LINCS today provides a one-year residential program with structured training. Participants go through an intensive drug and alcohol outpatient program, counseling, anger management, domestic violence education, parenting and life skills coaching, job readiness, career and financial planning, and a health and wellness program, along with first aid/CPR and SIDS training and housing assistance.
STEADFASTNESS
For a lifetime of achievement.
Miriam DeCosta-Willis
Civil rights activist, educator, and author Miriam DeCosta-Willis has spent a lifetime working for change. Active in the local movement and denied entrance to then-Memphis State University graduate school due to her race, she later returned to become the first African-American faculty member at the university. She left Memphis to continue her career in higher education but remained an activist wherever she was and wrote or edited many books on the black experience and diaspora. Her works include Daughters of the Diaspora: Afra-Hispanic Writers, Notable Black Memphians, and Singular Like a Bird.
DeCosta-Willis has steadfastly worked to advance the cause of civil rights. She understands what it means to break racial and gender barriers and defy the odds and embodies much of what the Women’s and Civil Rights Movements hoped to accomplish in the last half of the twentieth century.
DeCosta-Willis organized her first protest while a high school junior in Orangeburg, South Carolina. That same year, she integrated into the prestigious, all-white Westover School for girls, in Connecticut. There, she graduated at the top of her class. In 1952, she attended Wellesley before marriage brought her to Memphis. After being denied admission to Memphis State, she applied to the Johns Hopkins program in 1959 under her married name, Sugarmon, and was accepted because the school thought she was Jewish. She completed a master’s and later became the first African American to earn a Ph.D. there.

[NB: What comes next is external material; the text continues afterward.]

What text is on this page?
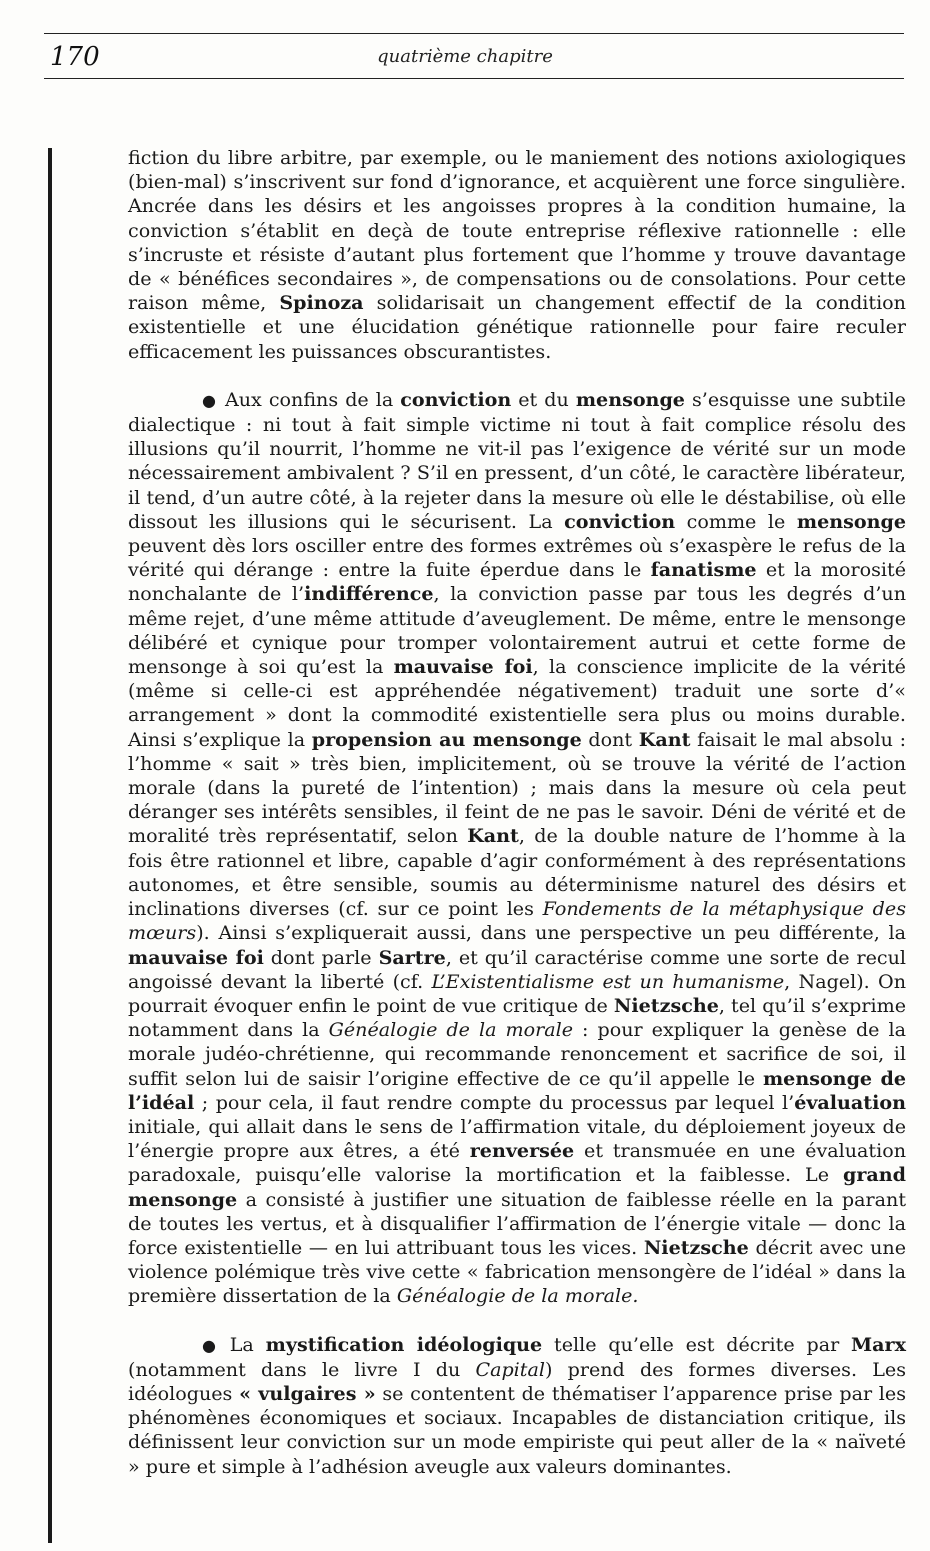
170	quatrième chapitre

fiction du libre arbitre, par exemple, ou le maniement des notions axiologiques (bien-mal) s’inscrivent sur fond d’ignorance, et acquièrent une force singulière. Ancrée dans les désirs et les angoisses propres à la condition humaine, la conviction s’établit en deçà de toute entreprise réflexive rationnelle : elle s’incruste et résiste d’autant plus fortement que l’homme y trouve davantage de « bénéfices secondaires », de compensations ou de consolations. Pour cette raison même, Spinoza solidarisait un changement effectif de la condition existentielle et une élucidation génétique rationnelle pour faire reculer efficacement les puissances obscurantistes.

● Aux confins de la conviction et du mensonge s’esquisse une subtile dialectique : ni tout à fait simple victime ni tout à fait complice résolu des illusions qu’il nourrit, l’homme ne vit-il pas l’exigence de vérité sur un mode nécessairement ambivalent ? S’il en pressent, d’un côté, le caractère libérateur, il tend, d’un autre côté, à la rejeter dans la mesure où elle le déstabilise, où elle dissout les illusions qui le sécurisent. La conviction comme le mensonge peuvent dès lors osciller entre des formes extrêmes où s’exaspère le refus de la vérité qui dérange : entre la fuite éperdue dans le fanatisme et la morosité nonchalante de l’indifférence, la conviction passe par tous les degrés d’un même rejet, d’une même attitude d’aveuglement. De même, entre le mensonge délibéré et cynique pour tromper volontairement autrui et cette forme de mensonge à soi qu’est la mauvaise foi, la conscience implicite de la vérité (même si celle-ci est appréhendée négativement) traduit une sorte d’« arrangement » dont la commodité existentielle sera plus ou moins durable. Ainsi s’explique la propension au mensonge dont Kant faisait le mal absolu : l’homme « sait » très bien, implicitement, où se trouve la vérité de l’action morale (dans la pureté de l’intention) ; mais dans la mesure où cela peut déranger ses intérêts sensibles, il feint de ne pas le savoir. Déni de vérité et de moralité très représentatif, selon Kant, de la double nature de l’homme à la fois être rationnel et libre, capable d’agir conformément à des représentations autonomes, et être sensible, soumis au déterminisme naturel des désirs et inclinations diverses (cf. sur ce point les Fondements de la métaphysique des mœurs). Ainsi s’expliquerait aussi, dans une perspective un peu différente, la mauvaise foi dont parle Sartre, et qu’il caractérise comme une sorte de recul angoissé devant la liberté (cf. L’Existentialisme est un humanisme, Nagel). On pourrait évoquer enfin le point de vue critique de Nietzsche, tel qu’il s’exprime notamment dans la Généalogie de la morale : pour expliquer la genèse de la morale judéo-chrétienne, qui recommande renoncement et sacrifice de soi, il suffit selon lui de saisir l’origine effective de ce qu’il appelle le mensonge de l’idéal ; pour cela, il faut rendre compte du processus par lequel l’évaluation initiale, qui allait dans le sens de l’affirmation vitale, du déploiement joyeux de l’énergie propre aux êtres, a été renversée et transmuée en une évaluation paradoxale, puisqu’elle valorise la mortification et la faiblesse. Le grand mensonge a consisté à justifier une situation de faiblesse réelle en la parant de toutes les vertus, et à disqualifier l’affirmation de l’énergie vitale — donc la force existentielle — en lui attribuant tous les vices. Nietzsche décrit avec une violence polémique très vive cette « fabrication mensongère de l’idéal » dans la première dissertation de la Généalogie de la morale.

● La mystification idéologique telle qu’elle est décrite par Marx (notamment dans le livre I du Capital) prend des formes diverses. Les idéologues « vulgaires » se contentent de thématiser l’apparence prise par les phénomènes économiques et sociaux. Incapables de distanciation critique, ils définissent leur conviction sur un mode empiriste qui peut aller de la « naïveté » pure et simple à l’adhésion aveugle aux valeurs dominantes.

Over the years, in addition to Memphis State, DeCosta-Willis has taught or served in administrative positions at Howard University, LeMoyne-Owen College, George Mason University, and the University of Maryland. Now retired, she continues to write.
VISION
For a woman whose sensitivity to women's needs led her to tremendous achievements for women.
Cherisse Scott
The deception she faced at a crisis pregnancy center as a young, pregnant, African-American woman in Chicago pushed Cherisse Scott to devote her career to reproductive justice, particularly for women and girls of color, poor women, rural women, and their families. She founded SisterReach in Memphis in 2011 to provide information that lets women and girls make informed decisions about their bodies and reproductive power and to advocate for preservation of reproductive rights.

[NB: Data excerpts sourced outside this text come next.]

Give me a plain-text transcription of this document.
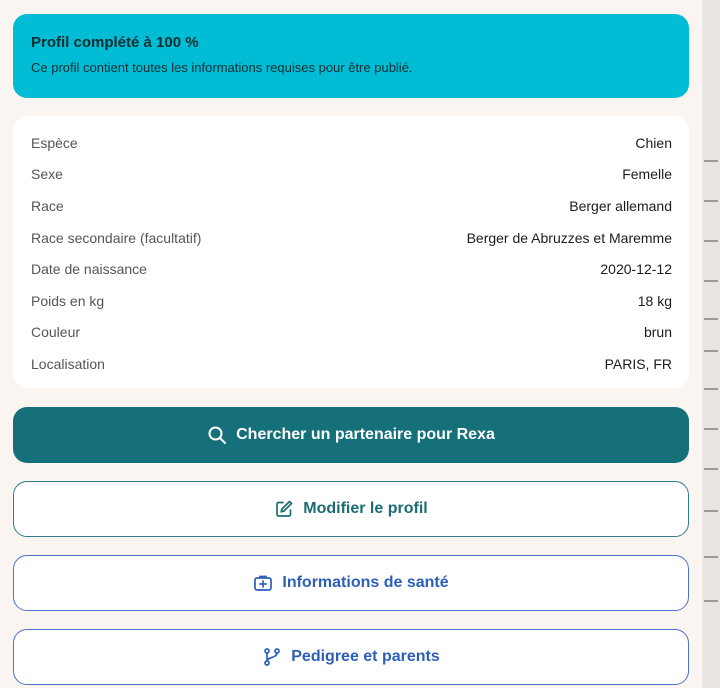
Profil complété à 100 %
Ce profil contient toutes les informations requises pour être publié.
Espèce	Chien
Sexe	Femelle
Race	Berger allemand
Race secondaire (facultatif)	Berger de Abruzzes et Maremme
Date de naissance	2020-12-12
Poids en kg	18 kg
Couleur	brun
Localisation	PARIS, FR
Chercher un partenaire pour Rexa
Modifier le profil
Informations de santé
Pedigree et parents
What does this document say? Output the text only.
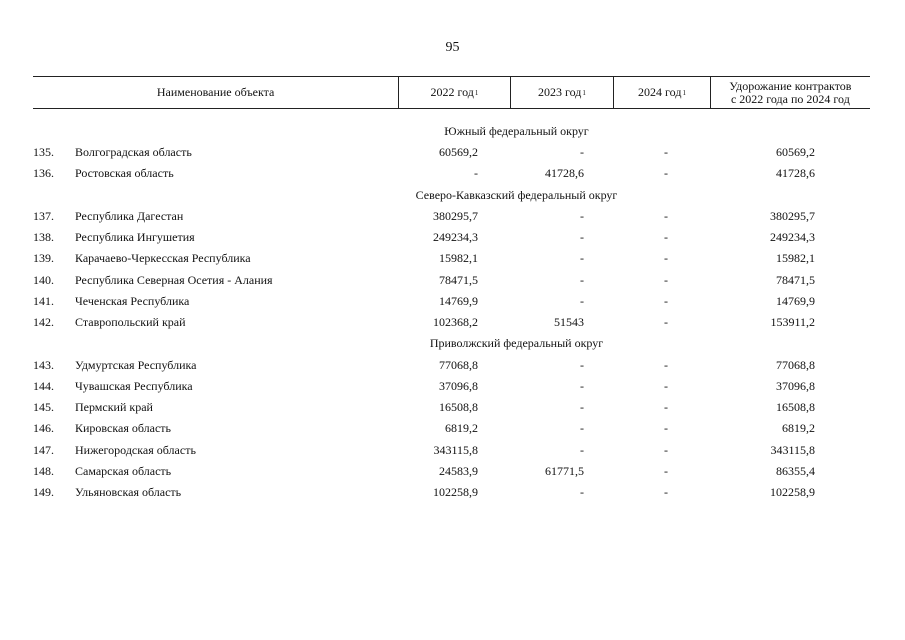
95
Наименование объекта	2022 год 1	2023 год 1	2024 год 1	Удорожание контрактов
с 2022 года по 2024 год
Южный федеральный округ
135.	Волгоградская область	60569,2	-	-	60569,2
136.	Ростовская область	-	41728,6	-	41728,6
Северо-Кавказский федеральный округ
137.	Республика Дагестан	380295,7	-	-	380295,7
138.	Республика Ингушетия	249234,3	-	-	249234,3
139.	Карачаево-Черкесская Республика	15982,1	-	-	15982,1
140.	Республика Северная Осетия - Алания	78471,5	-	-	78471,5
141.	Чеченская Республика	14769,9	-	-	14769,9
142.	Ставропольский край	102368,2	51543	-	153911,2
Приволжский федеральный округ
143.	Удмуртская Республика	77068,8	-	-	77068,8
144.	Чувашская Республика	37096,8	-	-	37096,8
145.	Пермский край	16508,8	-	-	16508,8
146.	Кировская область	6819,2	-	-	6819,2
147.	Нижегородская область	343115,8	-	-	343115,8
148.	Самарская область	24583,9	61771,5	-	86355,4
149.	Ульяновская область	102258,9	-	-	102258,9
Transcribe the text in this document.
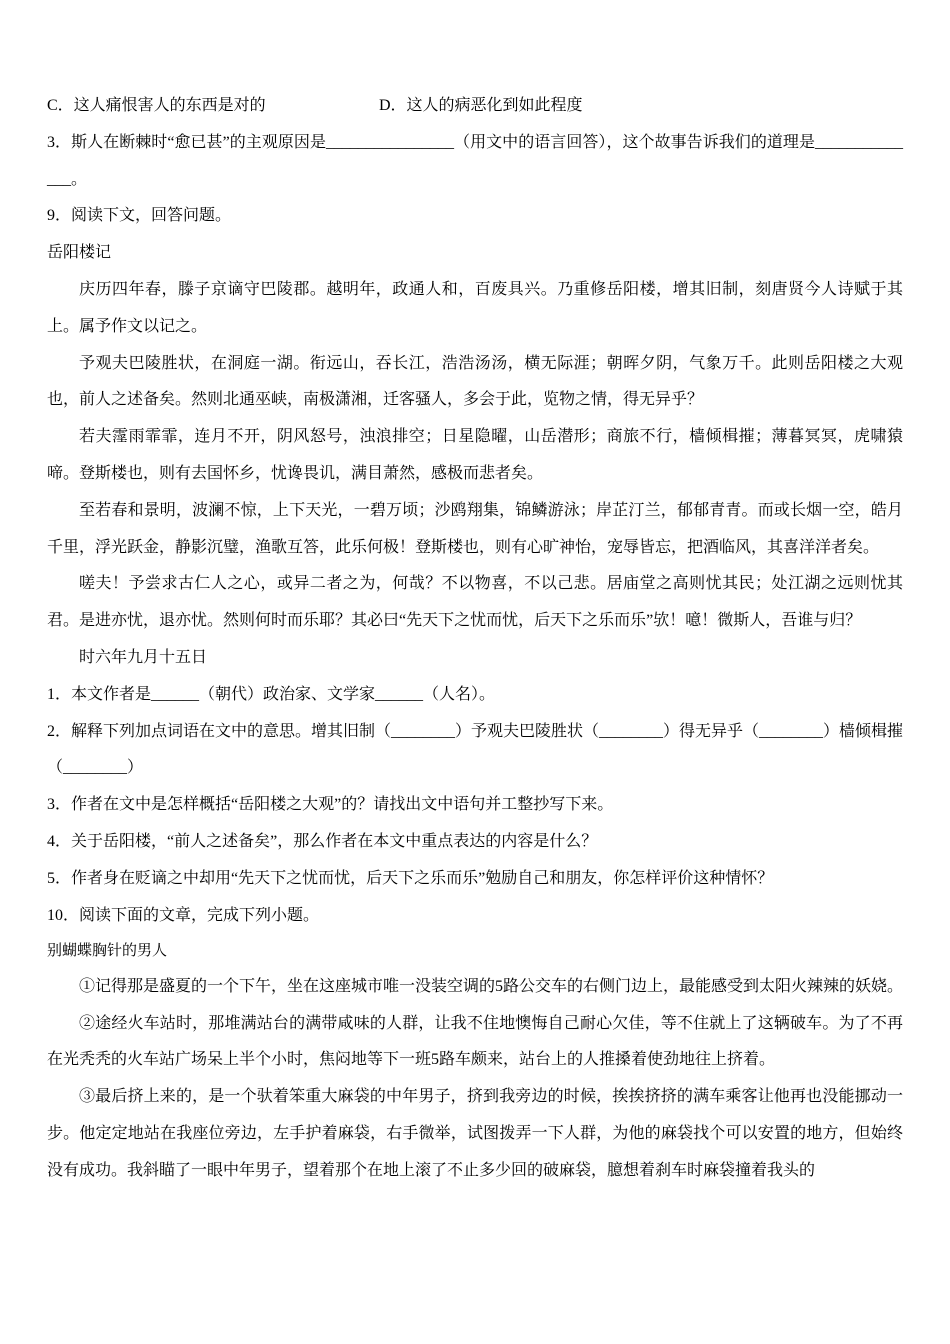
C．这人痛恨害人的东西是对的	D．这人的病恶化到如此程度

3．斯人在断棘时“愈已甚”的主观原因是________________（用文中的语言回答），这个故事告诉我们的道理是______________。

9．阅读下文，回答问题。

岳阳楼记

庆历四年春，滕子京谪守巴陵郡。越明年，政通人和，百废具兴。乃重修岳阳楼，增其旧制，刻唐贤今人诗赋于其上。属予作文以记之。

予观夫巴陵胜状，在洞庭一湖。衔远山，吞长江，浩浩汤汤，横无际涯；朝晖夕阴，气象万千。此则岳阳楼之大观也，前人之述备矣。然则北通巫峡，南极潇湘，迁客骚人，多会于此，览物之情，得无异乎？

若夫霪雨霏霏，连月不开，阴风怒号，浊浪排空；日星隐曜，山岳潜形；商旅不行，樯倾楫摧；薄暮冥冥，虎啸猿啼。登斯楼也，则有去国怀乡，忧谗畏讥，满目萧然，感极而悲者矣。

至若春和景明，波澜不惊，上下天光，一碧万顷；沙鸥翔集，锦鳞游泳；岸芷汀兰，郁郁青青。而或长烟一空，皓月千里，浮光跃金，静影沉璧，渔歌互答，此乐何极！登斯楼也，则有心旷神怡，宠辱皆忘，把酒临风，其喜洋洋者矣。

嗟夫！予尝求古仁人之心，或异二者之为，何哉？不以物喜，不以己悲。居庙堂之高则忧其民；处江湖之远则忧其君。是进亦忧，退亦忧。然则何时而乐耶？其必曰“先天下之忧而忧，后天下之乐而乐”欤！噫！微斯人，吾谁与归？

时六年九月十五日

1．本文作者是______（朝代）政治家、文学家______（人名）。

2．解释下列加点词语在文中的意思。增其旧制（________）予观夫巴陵胜状（________）得无异乎（________）樯倾楫摧（________）

3．作者在文中是怎样概括“岳阳楼之大观”的？请找出文中语句并工整抄写下来。

4．关于岳阳楼，“前人之述备矣”，那么作者在本文中重点表达的内容是什么？

5．作者身在贬谪之中却用“先天下之忧而忧，后天下之乐而乐”勉励自己和朋友，你怎样评价这种情怀？

10．阅读下面的文章，完成下列小题。

别蝴蝶胸针的男人

①记得那是盛夏的一个下午，坐在这座城市唯一没装空调的5路公交车的右侧门边上，最能感受到太阳火辣辣的妖娆。

②途经火车站时，那堆满站台的满带咸味的人群，让我不住地懊悔自己耐心欠佳，等不住就上了这辆破车。为了不再在光秃秃的火车站广场呆上半个小时，焦闷地等下一班5路车颇来，站台上的人推搡着使劲地往上挤着。

③最后挤上来的，是一个驮着笨重大麻袋的中年男子，挤到我旁边的时候，挨挨挤挤的满车乘客让他再也没能挪动一步。他定定地站在我座位旁边，左手护着麻袋，右手微举，试图拨弄一下人群，为他的麻袋找个可以安置的地方，但始终没有成功。我斜瞄了一眼中年男子，望着那个在地上滚了不止多少回的破麻袋，臆想着刹车时麻袋撞着我头的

Scott has worked in the reproductive justice movement for more than 10 years. She understands the need for social support to aid in making informed decisions about reproductive health. She also knows how life changes positively when a woman is empowered with access and information about her reproductive and sexual health. Scott’s organization, SisterReach, is currently the only reproductive justice organization in the state of Tennessee.

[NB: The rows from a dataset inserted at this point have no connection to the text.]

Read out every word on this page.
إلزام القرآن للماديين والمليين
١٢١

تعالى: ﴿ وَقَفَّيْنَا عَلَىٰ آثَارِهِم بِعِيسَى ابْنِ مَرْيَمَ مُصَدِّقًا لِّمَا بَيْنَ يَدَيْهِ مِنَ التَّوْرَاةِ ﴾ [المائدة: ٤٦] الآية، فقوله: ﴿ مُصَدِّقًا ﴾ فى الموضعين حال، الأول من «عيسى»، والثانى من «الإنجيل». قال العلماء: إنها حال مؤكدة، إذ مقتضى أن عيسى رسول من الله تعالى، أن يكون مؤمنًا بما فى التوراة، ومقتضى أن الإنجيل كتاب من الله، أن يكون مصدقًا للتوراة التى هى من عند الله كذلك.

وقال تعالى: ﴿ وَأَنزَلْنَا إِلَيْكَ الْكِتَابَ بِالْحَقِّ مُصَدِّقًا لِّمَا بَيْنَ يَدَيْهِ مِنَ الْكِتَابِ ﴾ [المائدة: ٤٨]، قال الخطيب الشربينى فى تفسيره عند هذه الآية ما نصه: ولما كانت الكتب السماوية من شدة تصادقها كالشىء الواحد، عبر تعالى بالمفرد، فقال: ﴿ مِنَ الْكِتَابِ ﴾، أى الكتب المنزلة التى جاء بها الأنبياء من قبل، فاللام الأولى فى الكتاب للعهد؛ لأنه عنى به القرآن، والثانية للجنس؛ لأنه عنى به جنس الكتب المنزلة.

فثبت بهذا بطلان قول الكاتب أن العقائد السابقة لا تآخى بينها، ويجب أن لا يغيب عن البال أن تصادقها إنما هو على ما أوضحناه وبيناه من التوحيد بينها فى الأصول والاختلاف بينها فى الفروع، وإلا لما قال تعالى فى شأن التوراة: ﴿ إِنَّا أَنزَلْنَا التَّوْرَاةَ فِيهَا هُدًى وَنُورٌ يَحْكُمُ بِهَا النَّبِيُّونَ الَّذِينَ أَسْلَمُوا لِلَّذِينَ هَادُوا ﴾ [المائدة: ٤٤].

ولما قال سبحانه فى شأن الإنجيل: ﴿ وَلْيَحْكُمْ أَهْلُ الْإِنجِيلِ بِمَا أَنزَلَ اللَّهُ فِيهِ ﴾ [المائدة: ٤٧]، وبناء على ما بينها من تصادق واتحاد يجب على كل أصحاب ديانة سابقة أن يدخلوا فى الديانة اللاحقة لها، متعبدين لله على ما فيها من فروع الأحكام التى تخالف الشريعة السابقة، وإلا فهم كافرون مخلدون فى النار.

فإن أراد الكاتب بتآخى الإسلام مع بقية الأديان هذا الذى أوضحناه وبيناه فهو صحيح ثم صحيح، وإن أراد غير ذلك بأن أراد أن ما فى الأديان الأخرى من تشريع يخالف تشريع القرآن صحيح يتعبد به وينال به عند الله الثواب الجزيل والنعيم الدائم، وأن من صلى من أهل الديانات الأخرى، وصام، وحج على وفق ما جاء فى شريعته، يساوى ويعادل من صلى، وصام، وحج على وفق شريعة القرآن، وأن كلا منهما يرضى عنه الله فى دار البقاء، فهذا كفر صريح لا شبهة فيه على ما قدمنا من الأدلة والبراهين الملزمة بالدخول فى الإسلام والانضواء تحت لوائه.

Recent accomplishments under her leadership include releasing a 2015 report on the need for comprehensive sexuality education for Southern youth of color, a pro-woman billboard campaign in opposition to anti-abortion billboards erected in Memphis targeting black men, the roll-out of a state and nationally based clergy cohort partnering with and training faith leaders on social justice issues, and Scott’s own presentation to the United Nations Working Group on the issue of discrimination against Women in Law and Practice regarding the impact of the fetal assault law on Tennessee women. SisterReach’s work, along with state and national partners, on the fetal assault law led to a victory of defeating HB 1660, which criminalized mothers struggling with drug addiction.